Parmi les très nombreuses fortunes de mer qui ont jalonné l'histoire calédonienne, il en est une qui occupe une place douloureusement spéciale. La Monique a quitté un port sans jamais toucher le suivant, emportant avec elle 126 vies, et son secret n'a pas été percé. En 2023, le soixante-dixième anniversaire de sa disparition entend démontrer de toutes les façons à quel point le souvenir des disparus reste vif dans les mémoires. En parallèle des hommages et des festivités, NC la 1ère rappelle l'histoire de cette catastrophe maritime, à l'échelle de la Calédonie. En tout cas ce qu'on en sait, d'après les écrits et les images du livre Le Destin tragique de La Monique, d'Alain Le Breüs. Un ouvrage paru aux éditions de l'association Fortunes de mer calédoniennes, et rendu accessible en ligne.
Les faits
Mercredi 22 juillet 1953, La Monique quitte le quai des caboteurs, à Nouméa, pour une rotation vers les Loyauté. Le navire fait escale à Maré, Lifou et Ouvéa. Vendredi 31 juillet, à 14 heures, il part de Tadine, sur l’île de Maré, pour son voyage retour à destination de Nouméa.

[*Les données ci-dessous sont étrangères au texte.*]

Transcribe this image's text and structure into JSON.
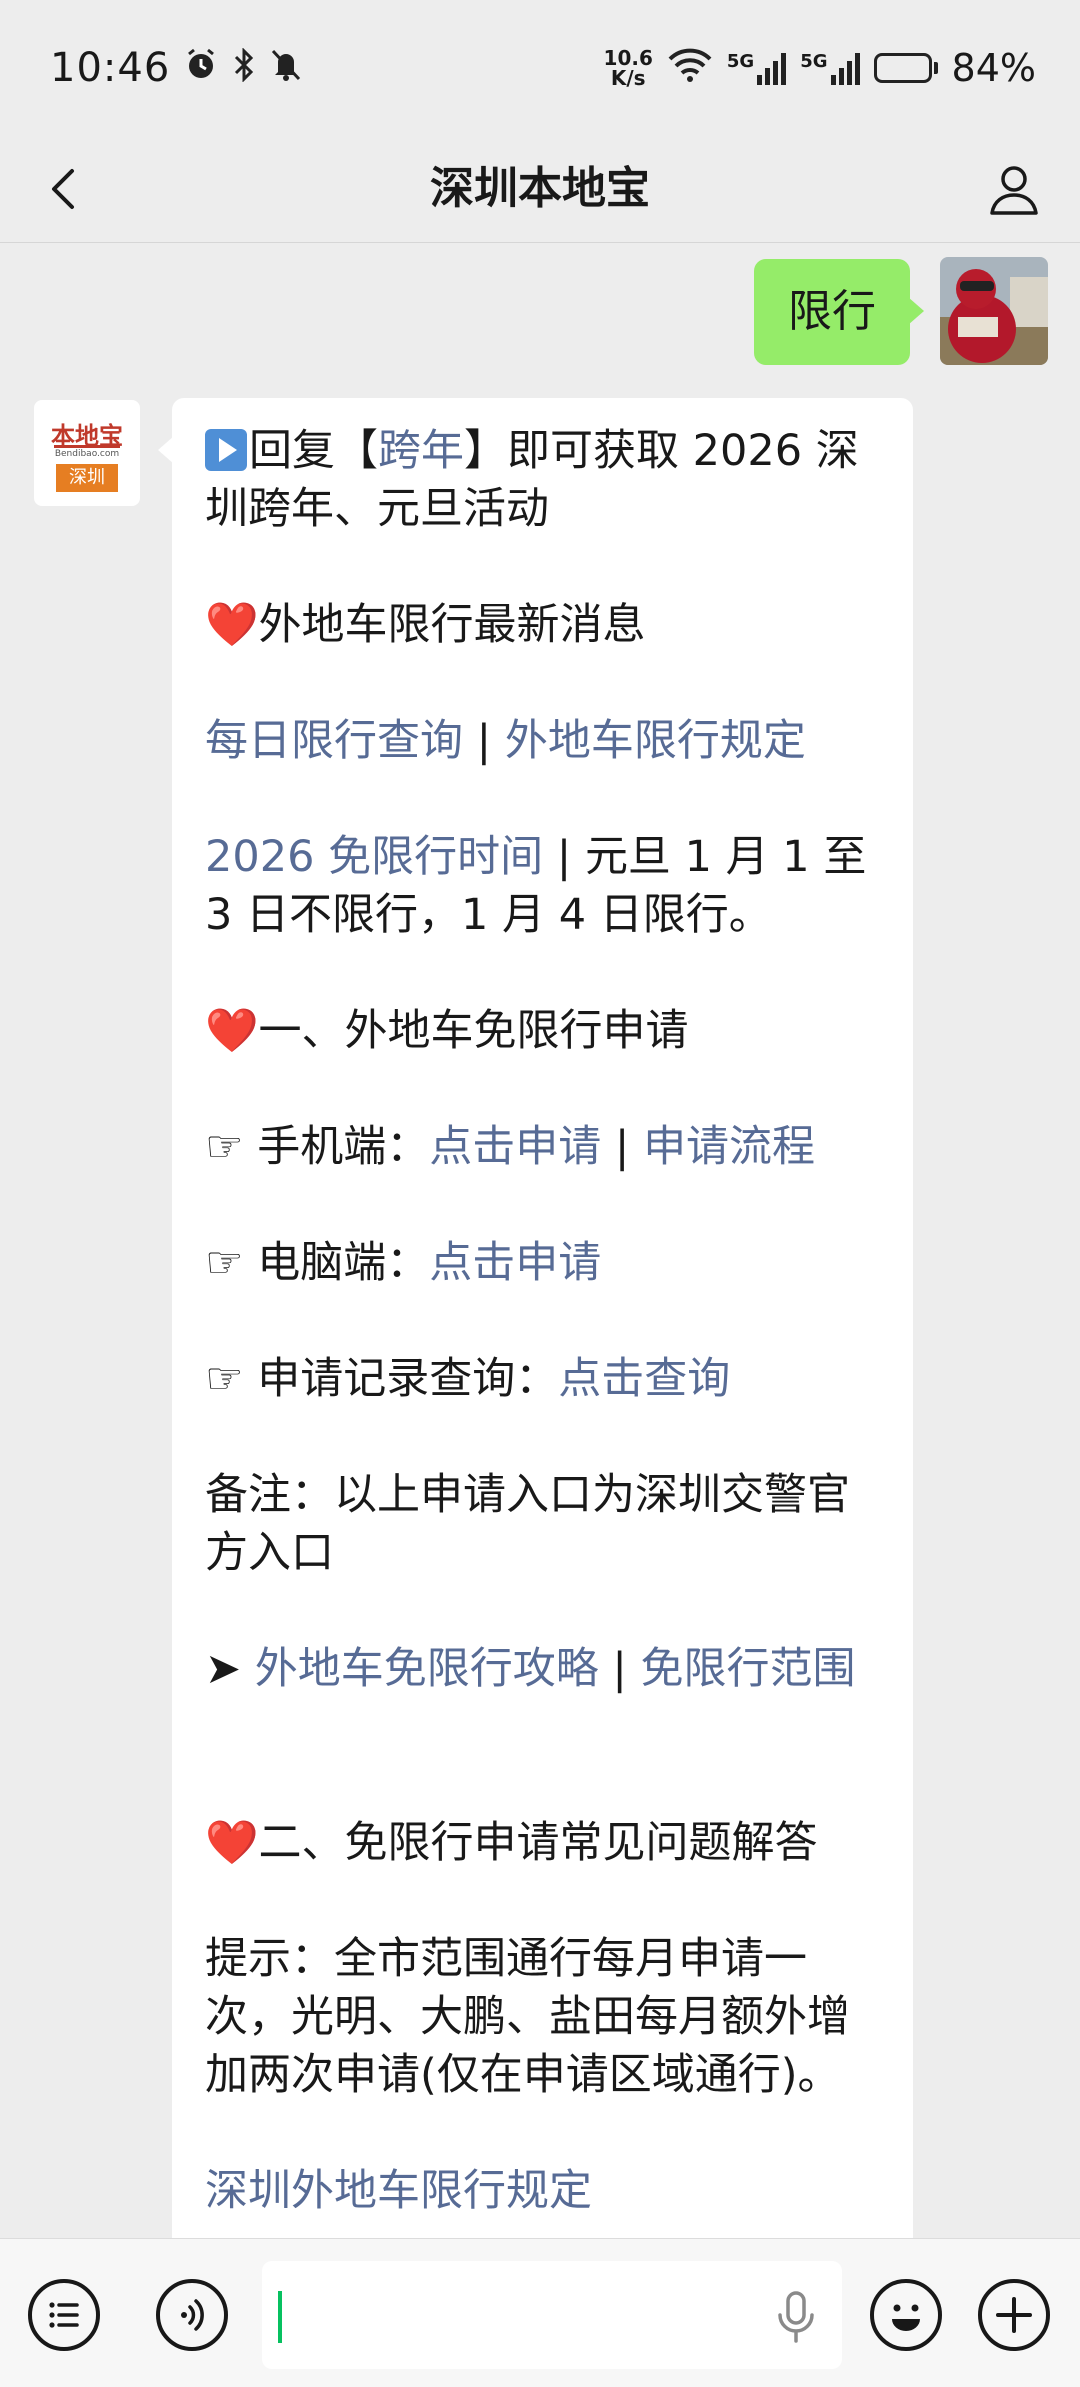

126 personnes sont embarquées, passagers et équipage. Le temps est calme, en cet hiver austral. Le navire est très chargé en fret et en passagers. Des observateurs décrivent un départ avec un peu de gîte. Bâbord ou tribord, les témoignages sont divisés. À 16h14 et 16h50, le capitaine Charles Ohlen a une liaison radiophonique avec son armateur. L’arrivée est estimée à 8 heures, le lendemain matin, mais le capitaine pense être en avance sur l’horaire. À 17h30, le bateau est encore visible depuis Maré. Le soleil se couche à 17h36. Personne ne verra plus La Monique.

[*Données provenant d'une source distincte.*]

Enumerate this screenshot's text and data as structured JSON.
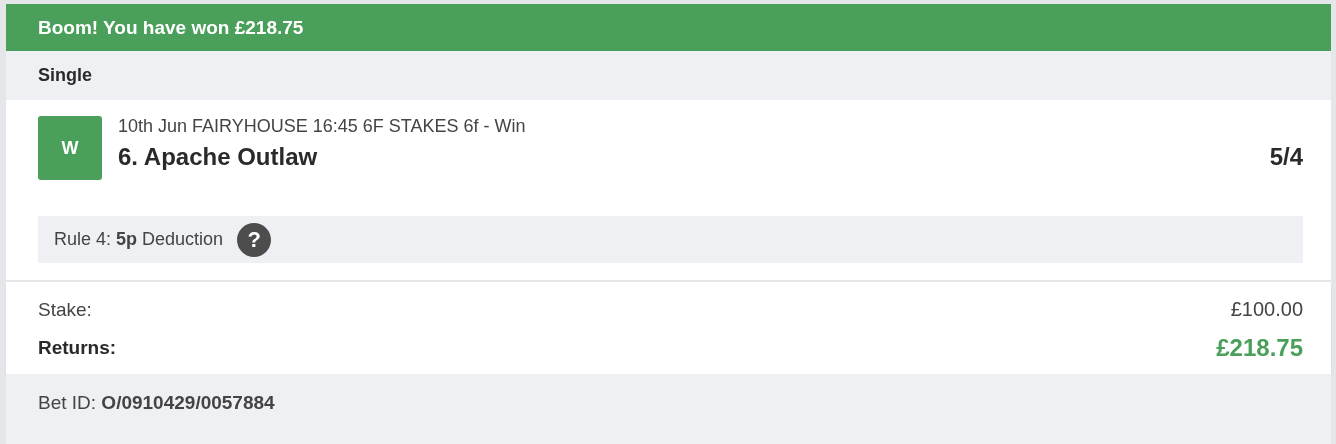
{
  "banner": {
    "text": "Boom! You have won £218.75"
  },
  "bet_type": "Single",
  "selection": {
    "badge": "W",
    "event": "10th Jun FAIRYHOUSE 16:45 6F STAKES 6f - Win",
    "runner": "6. Apache Outlaw",
    "odds": "5/4"
  },
  "rule4": {
    "text": "Rule 4: **5p** Deduction",
    "help": "?"
  },
  "summary": [
    {
      "label": "Stake:",
      "value": "£100.00",
      "kind": "plain"
    },
    {
      "label": "Returns:",
      "value": "£218.75",
      "kind": "total"
    }
  ],
  "bet_id": "Bet ID: **O/0910429/0057884**"
}
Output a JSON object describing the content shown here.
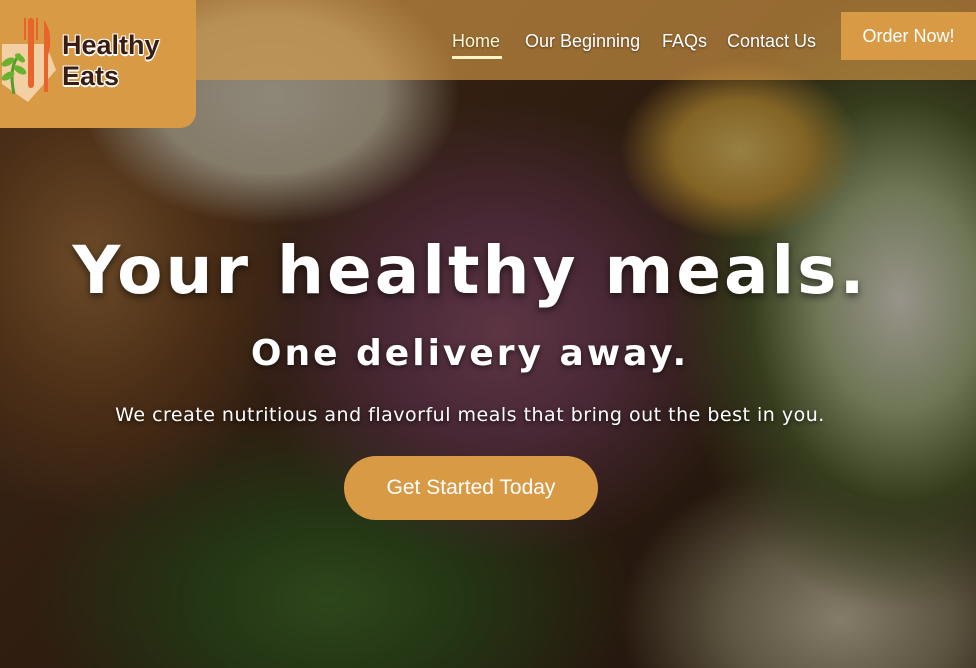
{
  "brand": {
    "line1": "Healthy",
    "line2": "Eats",
    "icon": "fork-knife-leaf-icon",
    "color": "#d99a45"
  },
  "nav": {
    "items": [
      {
        "label": "Home",
        "active": true
      },
      {
        "label": "Our Beginning",
        "active": false
      },
      {
        "label": "FAQs",
        "active": false
      },
      {
        "label": "Contact Us",
        "active": false
      }
    ],
    "cta": "Order Now!"
  },
  "hero": {
    "headline": "Your healthy meals.",
    "subheadline": "One delivery away.",
    "tagline": "We create nutritious and flavorful meals that bring out the best in you.",
    "button": "Get Started Today",
    "background": "food-spread-photo"
  },
  "colors": {
    "accent": "#d99a45",
    "text": "#ffffff",
    "brand_text": "#3a1d12"
  }
}
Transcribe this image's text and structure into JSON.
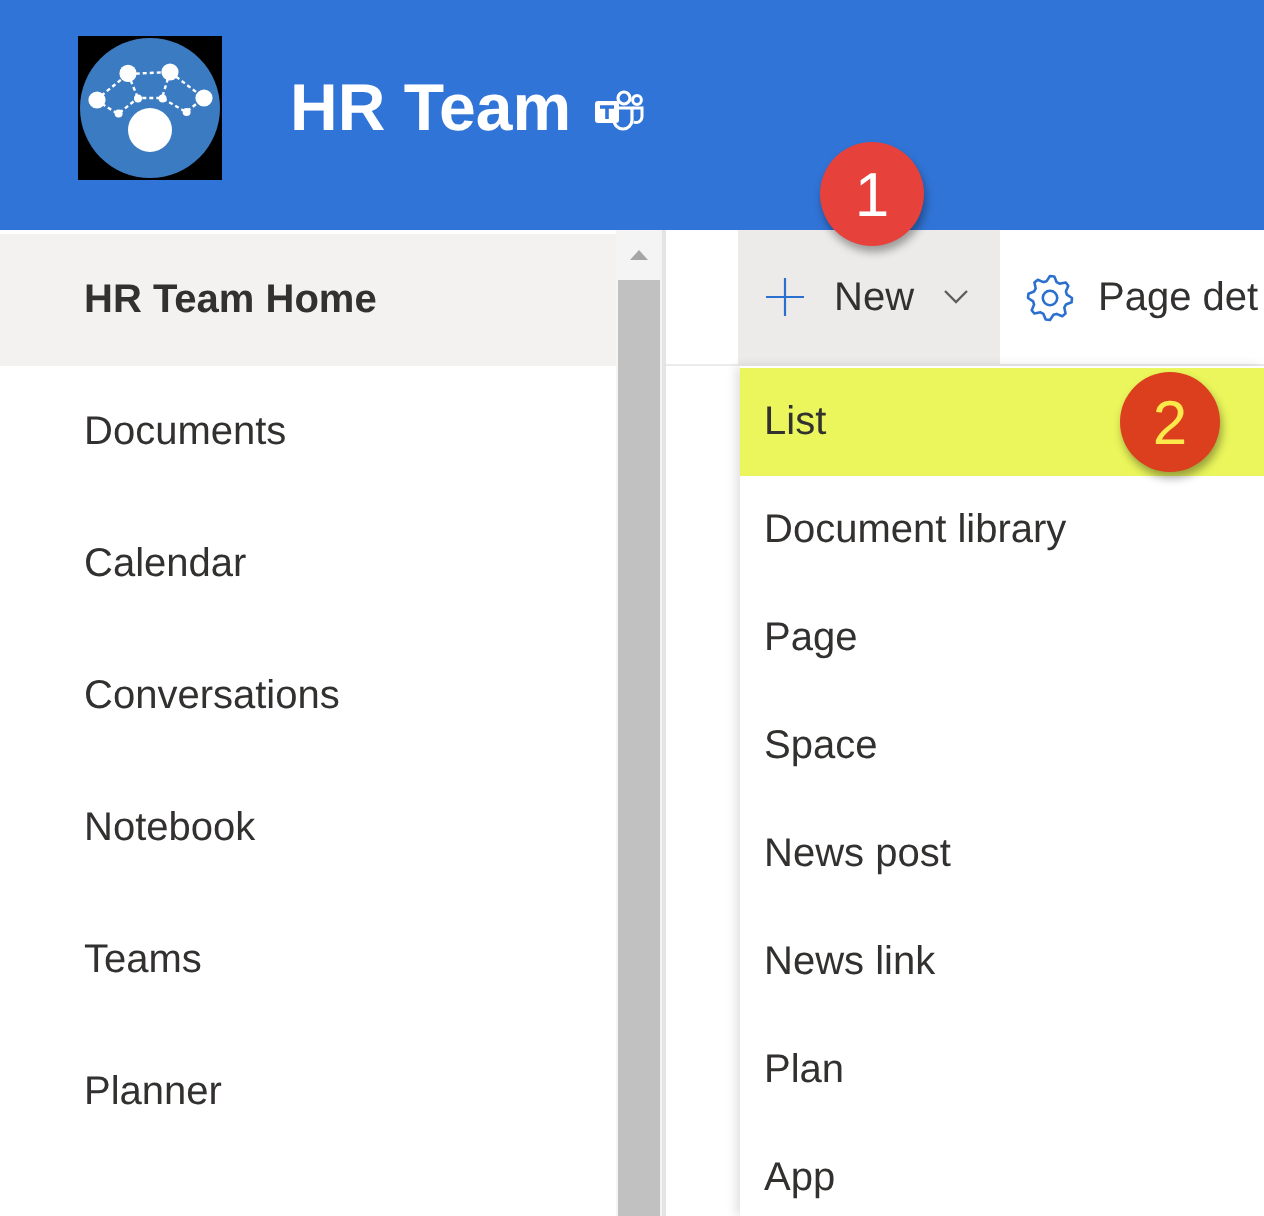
{
  "site": {
    "title": "HR Team"
  },
  "nav": {
    "items": [
      {
        "label": "HR Team Home",
        "selected": true
      },
      {
        "label": "Documents",
        "selected": false
      },
      {
        "label": "Calendar",
        "selected": false
      },
      {
        "label": "Conversations",
        "selected": false
      },
      {
        "label": "Notebook",
        "selected": false
      },
      {
        "label": "Teams",
        "selected": false
      },
      {
        "label": "Planner",
        "selected": false
      }
    ]
  },
  "command_bar": {
    "new_button": {
      "label": "New",
      "expanded": true,
      "callout": "1"
    },
    "page_details": {
      "label": "Page det"
    }
  },
  "new_menu": {
    "items": [
      {
        "label": "List",
        "selected": true,
        "callout": "2"
      },
      {
        "label": "Document library",
        "selected": false
      },
      {
        "label": "Page",
        "selected": false
      },
      {
        "label": "Space",
        "selected": false
      },
      {
        "label": "News post",
        "selected": false
      },
      {
        "label": "News link",
        "selected": false
      },
      {
        "label": "Plan",
        "selected": false
      },
      {
        "label": "App",
        "selected": false
      }
    ]
  }
}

À 8 heures du matin, le lendemain, l’arrivée du caboteur est attendue, au quai numéro 1 du port de Nouméa. Les multiples appels de Nouméa radio restent sans réponse. Le directeur de la Société des îles Loyalty, l'armateur du bateau, contacte les navires qui auraient pu croiser la route de La Monique dans la nuit. En vain. Vers 10 heures, le 1er août 1953, le dispositif d’alerte est mis en place. 126 personnes ont disparu sans laisser de trace.
Les disparus
Un mystère, non résolu à ce jour, et un drame qui a touché toutes les communautés de Nouvelle-Calédonie. 103 passagers et membres d’équipage sont originaires des Loyauté. Quinze arrivent de la Grande terre. Six sont Métropolitains. Le cuisinier vient de l’actuel Vietnam. Enfin, un disparu provient du Vanuatu, encore Nouvelles-Hébrides en 1953.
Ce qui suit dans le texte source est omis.